Whether the panel can come up with a proposal that satisfies people who favor a return to neighborhood schools and people who see enrollment in quality schools as the priority is going to be “the biggest question,” Walczak said. “I hope it can be resolved. It’s a serious conundrum. The current system makes a lot of people unhappy.”

Funded through a $400,000 grant from the Barr Foundation and the public-private umbrella group, the Opportunity Agenda, the advisory committee will be chaired by Boston University’s Dean of Education Hardin Coleman and face a deadline of this coming December to deliver a proposal to the School Committee.

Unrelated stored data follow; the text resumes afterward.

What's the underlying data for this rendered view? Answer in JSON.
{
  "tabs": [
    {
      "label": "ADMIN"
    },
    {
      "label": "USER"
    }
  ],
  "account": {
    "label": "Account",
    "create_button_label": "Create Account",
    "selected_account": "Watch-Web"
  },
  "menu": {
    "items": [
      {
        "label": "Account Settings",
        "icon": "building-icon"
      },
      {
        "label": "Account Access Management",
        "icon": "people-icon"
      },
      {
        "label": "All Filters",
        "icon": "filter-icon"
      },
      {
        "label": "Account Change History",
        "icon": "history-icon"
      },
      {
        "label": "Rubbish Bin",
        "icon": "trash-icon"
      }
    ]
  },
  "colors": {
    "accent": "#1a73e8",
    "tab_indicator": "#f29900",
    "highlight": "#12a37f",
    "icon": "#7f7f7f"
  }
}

Other advisory committee members include John Nucci, vice president for government and community affairs at Suffolk University, and a former member of the School Committee and the City Council; Kelly Bates, an attorney and political consultant, as well as a BPS parent; School Committee member Mary Tamer; and Miren Uriarte, a sociologist and professor at UMass Boston’s College of Public and Community Service.

As part of the assignment policy revamping, the school department has scheduled four large community meetings across the city on Sat., March 10: Mildred Avenue K-8 School in Mattapan, from 11 a.m. to 2 p.m.; Jackson/Mann K-8 School in Allston from 11 a.m. to 2 p.m.; English High School in Jamaica Plain from 9 a.m. to noon; and East Boston High School from 9 a.m. to noon.